Professor Advances Understanding of Primate Communication

KSU biology professor Dr. Jared Taglialatela discovered that chimpanzees learn attention getting sounds from observing their mothers.

Taglialatela, with a three man research team, observed a community of 158 captive chimpanzees at the Michale E. Keeling Center of Comparative Medicine and Research in Bastrop, TX to determine how particular attention getting sounds are passed down from one generation to the next. The study revealed that three-fourths of the chimpanzees raised by their mothers made attention getting sounds, while only one-third of those raised by humans did.

Taglialatela defined attention getting sounds as a particular vocalization such as a “raspberry” or “kiss” to illicit a response from an observer outside the compound.

In the study, the research team ran three trials under two separate conditions with each chimp in a social environment. For the first condition, an observer brandished a food reward and directed attention at the ape in question. In the second condition, the observer displayed the same opportunity for food reward but directed their attention to something other than the chimp under observation.  If the test subject made an attention getting sound at any point during the trial they were grouped with other attention getters.

Upon analyzing their collected data the research team noticed the correlation between the likelihood a chimpanzee would make the desired sound and whether or not they were raised by their biological mother. Furthermore, the team noticed chimps would often make the same attention getting sounds as their mother would.

Though it was less common, some chimpanzees raised by humans still emitted attention getting calls. Because it was determined that these calls are largely learned through social interaction, Taglialatela said he is interested to look deeper into how chimpanzees raised by humans still managed to learn this behavior.

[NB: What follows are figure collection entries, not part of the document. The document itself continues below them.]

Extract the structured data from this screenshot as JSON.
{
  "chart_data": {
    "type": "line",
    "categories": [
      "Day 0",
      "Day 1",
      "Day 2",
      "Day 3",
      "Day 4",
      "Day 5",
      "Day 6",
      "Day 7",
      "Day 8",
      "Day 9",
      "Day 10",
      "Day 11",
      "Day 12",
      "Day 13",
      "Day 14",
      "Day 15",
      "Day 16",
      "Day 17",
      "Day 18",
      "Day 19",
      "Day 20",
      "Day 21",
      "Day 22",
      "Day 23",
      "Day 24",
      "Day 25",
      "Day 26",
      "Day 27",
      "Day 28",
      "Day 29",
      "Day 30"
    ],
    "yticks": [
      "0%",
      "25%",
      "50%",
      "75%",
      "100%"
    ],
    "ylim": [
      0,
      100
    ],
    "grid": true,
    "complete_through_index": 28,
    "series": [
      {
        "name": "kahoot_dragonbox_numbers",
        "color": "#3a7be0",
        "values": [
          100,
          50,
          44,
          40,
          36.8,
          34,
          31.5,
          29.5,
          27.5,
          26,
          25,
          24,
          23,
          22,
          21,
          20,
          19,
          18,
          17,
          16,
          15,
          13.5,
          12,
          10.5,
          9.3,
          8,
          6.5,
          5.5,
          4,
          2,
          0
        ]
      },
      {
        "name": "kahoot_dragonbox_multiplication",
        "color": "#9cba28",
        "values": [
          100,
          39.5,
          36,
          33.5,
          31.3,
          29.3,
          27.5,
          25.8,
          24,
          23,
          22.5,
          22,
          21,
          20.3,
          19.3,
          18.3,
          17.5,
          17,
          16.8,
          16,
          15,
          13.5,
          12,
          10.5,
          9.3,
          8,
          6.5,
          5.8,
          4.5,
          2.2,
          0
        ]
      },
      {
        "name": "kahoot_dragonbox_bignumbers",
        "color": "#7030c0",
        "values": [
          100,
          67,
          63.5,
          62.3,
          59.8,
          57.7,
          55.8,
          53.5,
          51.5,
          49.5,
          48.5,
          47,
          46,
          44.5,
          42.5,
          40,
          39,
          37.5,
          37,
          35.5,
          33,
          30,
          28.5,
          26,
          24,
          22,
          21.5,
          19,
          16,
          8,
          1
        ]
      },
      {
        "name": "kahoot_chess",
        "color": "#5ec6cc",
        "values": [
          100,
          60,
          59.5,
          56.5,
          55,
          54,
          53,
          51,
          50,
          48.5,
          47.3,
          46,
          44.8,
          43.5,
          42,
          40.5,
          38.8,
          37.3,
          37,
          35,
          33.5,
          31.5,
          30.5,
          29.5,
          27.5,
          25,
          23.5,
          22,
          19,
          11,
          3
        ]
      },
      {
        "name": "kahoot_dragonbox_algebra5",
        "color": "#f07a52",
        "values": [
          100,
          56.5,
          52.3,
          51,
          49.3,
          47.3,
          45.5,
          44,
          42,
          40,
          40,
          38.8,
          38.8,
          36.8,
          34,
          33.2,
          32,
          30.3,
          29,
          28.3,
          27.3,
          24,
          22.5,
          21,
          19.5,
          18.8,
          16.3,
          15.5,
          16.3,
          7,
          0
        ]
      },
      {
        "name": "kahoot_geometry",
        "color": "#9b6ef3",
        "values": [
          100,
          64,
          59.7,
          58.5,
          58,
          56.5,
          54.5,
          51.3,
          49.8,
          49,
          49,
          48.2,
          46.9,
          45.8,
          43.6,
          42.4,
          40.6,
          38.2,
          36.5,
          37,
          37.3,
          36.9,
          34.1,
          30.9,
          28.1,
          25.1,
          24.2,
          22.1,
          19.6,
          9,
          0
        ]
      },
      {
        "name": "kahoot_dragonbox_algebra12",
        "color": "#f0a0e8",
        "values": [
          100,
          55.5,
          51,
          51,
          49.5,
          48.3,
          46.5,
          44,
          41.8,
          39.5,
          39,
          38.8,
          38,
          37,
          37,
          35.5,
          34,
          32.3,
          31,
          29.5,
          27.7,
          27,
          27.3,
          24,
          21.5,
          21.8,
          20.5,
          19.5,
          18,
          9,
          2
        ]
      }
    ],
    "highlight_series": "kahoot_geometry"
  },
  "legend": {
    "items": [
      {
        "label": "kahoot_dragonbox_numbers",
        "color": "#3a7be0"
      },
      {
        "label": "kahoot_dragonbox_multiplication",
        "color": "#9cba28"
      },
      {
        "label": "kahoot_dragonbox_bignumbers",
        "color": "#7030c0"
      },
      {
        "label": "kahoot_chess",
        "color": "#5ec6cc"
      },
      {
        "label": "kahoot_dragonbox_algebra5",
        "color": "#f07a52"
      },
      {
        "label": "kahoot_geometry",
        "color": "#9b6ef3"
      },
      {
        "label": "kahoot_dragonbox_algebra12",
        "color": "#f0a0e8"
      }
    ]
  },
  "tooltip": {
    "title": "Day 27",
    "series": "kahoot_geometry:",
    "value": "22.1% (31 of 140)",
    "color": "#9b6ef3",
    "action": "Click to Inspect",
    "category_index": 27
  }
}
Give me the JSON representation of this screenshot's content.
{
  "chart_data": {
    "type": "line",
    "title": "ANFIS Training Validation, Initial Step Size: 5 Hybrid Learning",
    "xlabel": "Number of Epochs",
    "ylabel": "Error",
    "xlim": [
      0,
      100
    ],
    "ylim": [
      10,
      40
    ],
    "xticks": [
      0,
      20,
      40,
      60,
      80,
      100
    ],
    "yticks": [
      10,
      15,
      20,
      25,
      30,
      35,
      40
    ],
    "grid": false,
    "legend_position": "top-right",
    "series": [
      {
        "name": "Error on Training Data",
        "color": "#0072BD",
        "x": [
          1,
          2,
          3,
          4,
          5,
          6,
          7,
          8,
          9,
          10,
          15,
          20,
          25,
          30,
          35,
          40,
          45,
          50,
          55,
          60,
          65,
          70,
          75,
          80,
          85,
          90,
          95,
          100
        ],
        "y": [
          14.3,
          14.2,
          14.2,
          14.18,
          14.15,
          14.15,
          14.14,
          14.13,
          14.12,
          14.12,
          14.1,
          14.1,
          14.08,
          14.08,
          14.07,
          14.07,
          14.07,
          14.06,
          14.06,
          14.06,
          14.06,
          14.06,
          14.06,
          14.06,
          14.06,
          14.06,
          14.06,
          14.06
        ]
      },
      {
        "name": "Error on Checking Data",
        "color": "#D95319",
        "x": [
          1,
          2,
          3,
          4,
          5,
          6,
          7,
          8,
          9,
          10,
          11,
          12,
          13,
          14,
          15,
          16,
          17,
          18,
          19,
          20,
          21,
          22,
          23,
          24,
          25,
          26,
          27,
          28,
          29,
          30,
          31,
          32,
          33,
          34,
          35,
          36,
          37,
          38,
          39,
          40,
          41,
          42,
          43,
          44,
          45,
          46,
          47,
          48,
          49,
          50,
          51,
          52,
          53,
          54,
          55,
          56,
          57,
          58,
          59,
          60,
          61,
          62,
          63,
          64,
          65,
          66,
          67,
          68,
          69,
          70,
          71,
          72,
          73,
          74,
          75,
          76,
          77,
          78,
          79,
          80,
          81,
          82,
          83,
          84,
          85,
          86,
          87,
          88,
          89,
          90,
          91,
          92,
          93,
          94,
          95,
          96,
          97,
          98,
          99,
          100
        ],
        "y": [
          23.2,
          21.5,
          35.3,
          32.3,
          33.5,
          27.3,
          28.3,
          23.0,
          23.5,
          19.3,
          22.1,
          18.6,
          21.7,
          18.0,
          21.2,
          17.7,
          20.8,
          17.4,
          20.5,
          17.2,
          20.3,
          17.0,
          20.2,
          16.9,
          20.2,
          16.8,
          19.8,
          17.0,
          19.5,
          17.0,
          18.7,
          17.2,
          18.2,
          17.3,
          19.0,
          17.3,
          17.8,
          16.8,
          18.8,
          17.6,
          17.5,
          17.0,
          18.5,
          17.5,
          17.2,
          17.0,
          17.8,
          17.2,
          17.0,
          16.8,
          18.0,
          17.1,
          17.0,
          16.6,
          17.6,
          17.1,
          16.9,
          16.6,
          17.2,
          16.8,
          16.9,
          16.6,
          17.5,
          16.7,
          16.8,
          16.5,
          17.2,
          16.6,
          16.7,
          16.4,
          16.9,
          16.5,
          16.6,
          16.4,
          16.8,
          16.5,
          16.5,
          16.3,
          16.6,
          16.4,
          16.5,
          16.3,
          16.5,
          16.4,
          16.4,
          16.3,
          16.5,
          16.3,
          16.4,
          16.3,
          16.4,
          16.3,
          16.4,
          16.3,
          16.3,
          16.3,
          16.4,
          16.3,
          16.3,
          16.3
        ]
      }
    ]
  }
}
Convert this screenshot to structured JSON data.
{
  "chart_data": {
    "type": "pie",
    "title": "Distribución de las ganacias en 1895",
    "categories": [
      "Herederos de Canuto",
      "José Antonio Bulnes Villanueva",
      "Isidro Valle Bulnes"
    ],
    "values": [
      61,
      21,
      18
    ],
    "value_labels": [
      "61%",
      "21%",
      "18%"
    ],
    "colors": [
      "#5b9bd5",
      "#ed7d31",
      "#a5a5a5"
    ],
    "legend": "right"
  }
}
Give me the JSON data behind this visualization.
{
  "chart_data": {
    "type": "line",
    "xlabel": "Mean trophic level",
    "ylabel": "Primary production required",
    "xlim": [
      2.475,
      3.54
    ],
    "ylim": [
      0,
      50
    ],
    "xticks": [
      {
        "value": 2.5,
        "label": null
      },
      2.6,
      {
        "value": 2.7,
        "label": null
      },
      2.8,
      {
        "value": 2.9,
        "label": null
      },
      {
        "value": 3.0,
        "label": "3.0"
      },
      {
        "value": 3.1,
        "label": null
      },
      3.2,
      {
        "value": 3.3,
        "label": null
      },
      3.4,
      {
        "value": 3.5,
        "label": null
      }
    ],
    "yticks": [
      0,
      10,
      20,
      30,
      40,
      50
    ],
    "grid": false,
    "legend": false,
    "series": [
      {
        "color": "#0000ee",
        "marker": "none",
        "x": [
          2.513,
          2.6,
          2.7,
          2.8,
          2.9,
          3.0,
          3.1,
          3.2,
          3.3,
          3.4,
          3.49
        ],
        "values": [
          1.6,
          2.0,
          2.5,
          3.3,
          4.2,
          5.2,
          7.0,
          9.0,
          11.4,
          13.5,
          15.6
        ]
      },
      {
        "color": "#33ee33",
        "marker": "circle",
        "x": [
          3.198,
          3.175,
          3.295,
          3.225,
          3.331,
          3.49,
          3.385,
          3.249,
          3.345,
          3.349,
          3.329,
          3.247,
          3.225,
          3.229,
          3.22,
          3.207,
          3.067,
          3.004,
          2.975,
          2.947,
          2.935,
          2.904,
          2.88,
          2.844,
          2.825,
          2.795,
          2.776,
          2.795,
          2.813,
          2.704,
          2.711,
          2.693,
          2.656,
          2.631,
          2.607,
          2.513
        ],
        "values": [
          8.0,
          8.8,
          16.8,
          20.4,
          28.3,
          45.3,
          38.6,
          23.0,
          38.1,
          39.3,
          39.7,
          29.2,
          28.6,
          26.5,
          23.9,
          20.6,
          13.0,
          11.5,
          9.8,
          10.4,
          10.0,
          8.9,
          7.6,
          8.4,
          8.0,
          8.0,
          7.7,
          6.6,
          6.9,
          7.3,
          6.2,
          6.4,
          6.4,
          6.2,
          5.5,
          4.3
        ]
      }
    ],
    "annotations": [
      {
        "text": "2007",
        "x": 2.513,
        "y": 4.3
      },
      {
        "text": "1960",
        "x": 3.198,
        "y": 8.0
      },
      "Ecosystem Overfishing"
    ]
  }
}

Until this study, it was believed that developing communication through social learning did not occur with primates. According to Taglialatela scientists believed that learning skill was developed later in the evolution of modern man. This study proves otherwise and can lead scientists to rethink how man learned language. “Perhaps down the road if we learn a little bit more about the brain regions that are responsible for mediating this behavior when we start thinking about early development disorders in humans like autism. It may be that we learn how these behaviors arise and how they are handled by the brain… we may be able to develop interventions for really young children,” Taglialatela said.

Sarah Pope, a research assistant for Taglialatela and 2011 graduate, has analyzed data for the professor’s previous studies and offered insight on the recent findings.

“The study sheds light on how humans may have started to communicate… especially with chimpanzees being human’s most common ancestor,” said Pope.

The study was published in the most recent issue of Biology Letters, a well-accepted online science journal based out of Great Britain.

Taglialatela said he looks to continue his 14-year career in primate behavior research by observing a community of 100 chimpanzees in their natural habitat in Uganda.

“It is a unique group of chimpanzees because it is what’s called a dry forest habitat that borders savanna grassland… the chimpanzees have to range over a relatively wide territory. For someone who studies communication I have to think about a very similar scenario early humans might have found themselves in. How do they use communicative signals to coordinate group interaction?”

Taglialatela expressed excitement that this particular community could exhibit unique means of communication as a result of their surroundings.